E por último, foi feito pedido de providências junto à Procuradoria Federal dos Direitos do Cidadão (PFDC), órgão do Ministério Público Federal, para que acompanhe a apuração dos fatos por meio dos procedimentos requeridos nas três oportunidades acima elencadas. Em nota pública, a PFDC já havia afirmado que a decisão de comemorar os 55 anos do Golpe Militar de 1964 tem “enorme gravidade constitucional”, pois configura desrespeito ao Estado democrático de direito, na medida em que celebra um regime ditatorial, caracterizado por violações aos direitos humanos e crimes internacionais (leia mais).

O anúncio de que o PT entraria com medias conta o vídeo foi feito nesse domingo pelo líder do PT na Câmara, Paulo Pimenta. “Ao divulgar tal vídeo, usando meios institucionais da Presidência, @jairbolsonaro violou o juramento de respeito à Constituição. Os responsáveis por tal medida terão que se explicar perante o Judiciário”, disse o líder petista pelo Twitter (leia mais).

O vídeo, sem assinatura, usa a mesma justificativa empregada pelo presidente Jair Bolsonaro para defender o golpe, a de que o Brasil “caminhava para o comunismo”. No vídeo, o narrador diz aos jovens para pesquisar o que realmente aconteceu e que 1964 era um tempo de “medo e ameaças” vindas do risco de comunismo.

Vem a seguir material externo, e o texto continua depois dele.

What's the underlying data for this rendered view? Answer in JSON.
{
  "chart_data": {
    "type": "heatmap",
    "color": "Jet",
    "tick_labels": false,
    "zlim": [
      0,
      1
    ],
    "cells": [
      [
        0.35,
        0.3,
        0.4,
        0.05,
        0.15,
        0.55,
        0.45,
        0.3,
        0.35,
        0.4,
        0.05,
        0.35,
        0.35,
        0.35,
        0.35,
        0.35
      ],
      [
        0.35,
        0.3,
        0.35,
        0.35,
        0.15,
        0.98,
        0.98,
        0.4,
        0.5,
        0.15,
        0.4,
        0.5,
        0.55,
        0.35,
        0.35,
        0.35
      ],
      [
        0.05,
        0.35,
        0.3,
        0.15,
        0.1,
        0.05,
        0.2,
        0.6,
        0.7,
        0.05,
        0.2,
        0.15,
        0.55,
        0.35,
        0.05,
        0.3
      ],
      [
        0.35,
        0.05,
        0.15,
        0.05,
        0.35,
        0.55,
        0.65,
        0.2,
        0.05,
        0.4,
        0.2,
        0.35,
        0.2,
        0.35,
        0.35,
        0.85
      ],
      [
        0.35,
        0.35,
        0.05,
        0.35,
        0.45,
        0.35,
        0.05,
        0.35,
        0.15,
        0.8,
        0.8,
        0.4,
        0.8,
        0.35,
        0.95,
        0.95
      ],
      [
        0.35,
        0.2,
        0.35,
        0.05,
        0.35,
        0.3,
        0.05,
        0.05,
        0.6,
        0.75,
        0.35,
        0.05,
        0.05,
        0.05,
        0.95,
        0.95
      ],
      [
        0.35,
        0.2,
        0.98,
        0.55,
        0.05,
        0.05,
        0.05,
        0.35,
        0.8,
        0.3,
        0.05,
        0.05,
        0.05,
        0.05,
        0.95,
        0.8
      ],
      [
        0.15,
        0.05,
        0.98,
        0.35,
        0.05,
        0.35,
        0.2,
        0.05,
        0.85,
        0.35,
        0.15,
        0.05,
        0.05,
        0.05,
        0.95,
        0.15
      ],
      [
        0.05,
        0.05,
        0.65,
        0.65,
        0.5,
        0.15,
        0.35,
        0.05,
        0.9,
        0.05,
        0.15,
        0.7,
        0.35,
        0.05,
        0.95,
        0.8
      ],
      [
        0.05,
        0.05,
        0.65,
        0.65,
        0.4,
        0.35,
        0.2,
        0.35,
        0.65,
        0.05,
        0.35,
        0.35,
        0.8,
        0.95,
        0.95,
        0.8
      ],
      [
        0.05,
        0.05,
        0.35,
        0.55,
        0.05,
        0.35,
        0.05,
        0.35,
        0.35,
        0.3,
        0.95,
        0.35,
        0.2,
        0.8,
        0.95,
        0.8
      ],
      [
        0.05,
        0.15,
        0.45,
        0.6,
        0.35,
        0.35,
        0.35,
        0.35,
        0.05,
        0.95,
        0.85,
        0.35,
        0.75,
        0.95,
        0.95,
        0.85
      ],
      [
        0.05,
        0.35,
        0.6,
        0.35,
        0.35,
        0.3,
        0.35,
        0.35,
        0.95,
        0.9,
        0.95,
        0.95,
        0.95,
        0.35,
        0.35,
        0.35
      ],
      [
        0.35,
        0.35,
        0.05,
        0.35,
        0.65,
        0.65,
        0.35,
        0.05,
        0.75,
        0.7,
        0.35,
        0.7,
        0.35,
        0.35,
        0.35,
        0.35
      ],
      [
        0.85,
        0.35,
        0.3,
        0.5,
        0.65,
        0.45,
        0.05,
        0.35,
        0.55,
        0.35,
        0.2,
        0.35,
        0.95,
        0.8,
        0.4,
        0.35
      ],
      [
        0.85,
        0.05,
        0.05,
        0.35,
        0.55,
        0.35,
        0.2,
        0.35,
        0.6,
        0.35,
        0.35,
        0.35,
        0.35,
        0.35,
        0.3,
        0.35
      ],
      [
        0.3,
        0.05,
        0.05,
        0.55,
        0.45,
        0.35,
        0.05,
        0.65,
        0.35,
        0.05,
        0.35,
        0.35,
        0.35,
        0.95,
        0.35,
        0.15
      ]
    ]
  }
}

“Foi aí, conclamado por jornais, rádios, TVs e principalmente pelo povo na rua —povo de verdade, pais, mães, igreja— que o Brasil lembrou que possuía o Exército nacional e apelou a ele. Foi só aí que a escuridão graças a Deus foi passando e fez-se a luz”, diz o narrador, não identificado, que acrescenta: “O Exército nos salvou, o Exército. Não há como negar”.

A Secretaria de Comunicação da Previdência (Secom) confirmou à Reuters que o canal usado, um contato de WhatsApp criado ainda no governo do ex-presidente Michel Temer para distribuir notícias à população, é um número oficial do Planalto. No entanto, afirmou que o vídeo não é uma criação da Secom e a distribuição não foi uma ação oficial. Perguntada sobre quem controlava atualmente o canal, a Secom não soube informar.